Y entretanto se apoderan de las condecoraciones, de los sitios y de los honores, y acaban por dejarle a uno en un rincón completamente solo.

— ¿De manera que usted persiste?

— Absolutamente. ¿Cree usted que un descalabro en la Academia disminuya en algo el valor que un artista pueda tener? Eso carece de importancia, y me parece que la persistencia de mi candidatura prueba, por el contrario, que no tengo vanidad. No soy de la opinión de aquellos que piensan que la elección por la Academia de un artista que es inferior a ellos constituye una derrota personal. A fe mía que eso más bien me divierte. La elección de Loti permitió reconocer corrientes de opinión bastante curiosas... En cuanto a la oposición que se me hace personalmente, siempre es la misma historia: el Jesucristo de la Tierra y mi pretendida pornografía. Siempre tenemos la Revista de Ambos Mundos y ese excelente Brunetieres... y además personas que se figuran que el público distinguido no me admite todavía. Esto es lo que yo llamo la leyenda del antiguo suscriptor. ¡Vea usted a Arturo Meyer!... a mí me divierte mucho...

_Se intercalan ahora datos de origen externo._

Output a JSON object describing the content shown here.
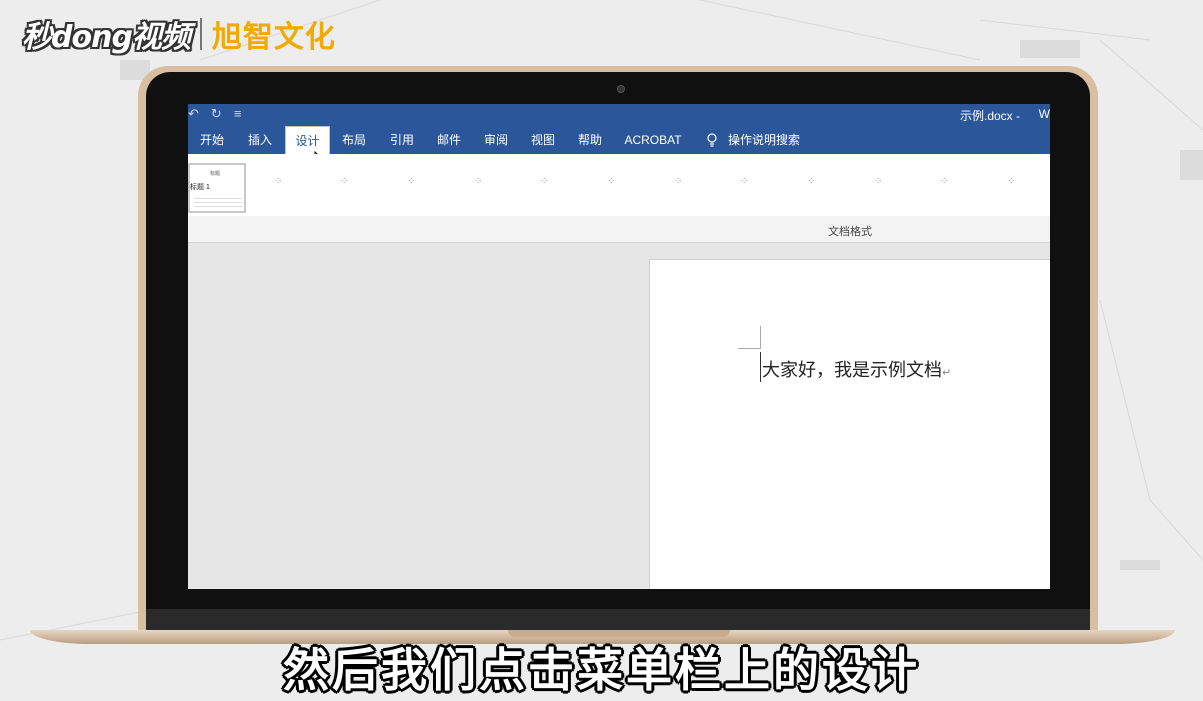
{
  "brand": {
    "left_logo": "秒dong视频",
    "right_logo": "旭智文化"
  },
  "word": {
    "quick_access": [
      "↶",
      "↻",
      "≡"
    ],
    "doc_title": "示例.docx -",
    "doc_title_tail": "W",
    "tabs": [
      {
        "label": "开始",
        "active": false
      },
      {
        "label": "插入",
        "active": false
      },
      {
        "label": "设计",
        "active": true
      },
      {
        "label": "布局",
        "active": false
      },
      {
        "label": "引用",
        "active": false
      },
      {
        "label": "邮件",
        "active": false
      },
      {
        "label": "审阅",
        "active": false
      },
      {
        "label": "视图",
        "active": false
      },
      {
        "label": "帮助",
        "active": false
      },
      {
        "label": "ACROBAT",
        "active": false
      }
    ],
    "tell_me": "操作说明搜索",
    "style_thumb": {
      "small": "标题",
      "label": "标题 1"
    },
    "group_label": "文档格式",
    "document_text": "大家好，我是示例文档",
    "para_mark": "↵"
  },
  "caption": "然后我们点击菜单栏上的设计",
  "colors": {
    "ribbon_blue": "#2b579a",
    "logo_gold": "#f2a900"
  }
}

Jamás habla de mí el Gaulois sin restricciones: es preciso que todo aquel que escribe un artículo sobre mi persona haga esta observación: «¡Es verdaderamente sensible que un hombre como Zola, que tanto talento tiene, haga tan mal uso de él!» Esto es muy cómico, y Arturo Meyer se figura de la mejor buena fe que no he sido aceptado aún por lo que él llama su clientela.

Y además, otros pretenden que en el extranjero se admirarían de verme admitido por la Academia. Estoy seguro que es otro error. Recibo montones de artículos publicados en las principales revistas alemanas y rusas, los cuales prueban que se me aprecia por allá por lo menos tanto como en Francia.

— ¿Y los partidarios de usted?

— ¿Mis partidarios en la Academia?

¡Oh! Es muy sencillo. Por el pronto tengo nueve, que me han dado su voto, y que se llaman, si los informes recibidos son exactos, Coppée, Dumas, Claretie, Sardou, Halévy, Meilhac, Hervé, Doucet y John Lemoine.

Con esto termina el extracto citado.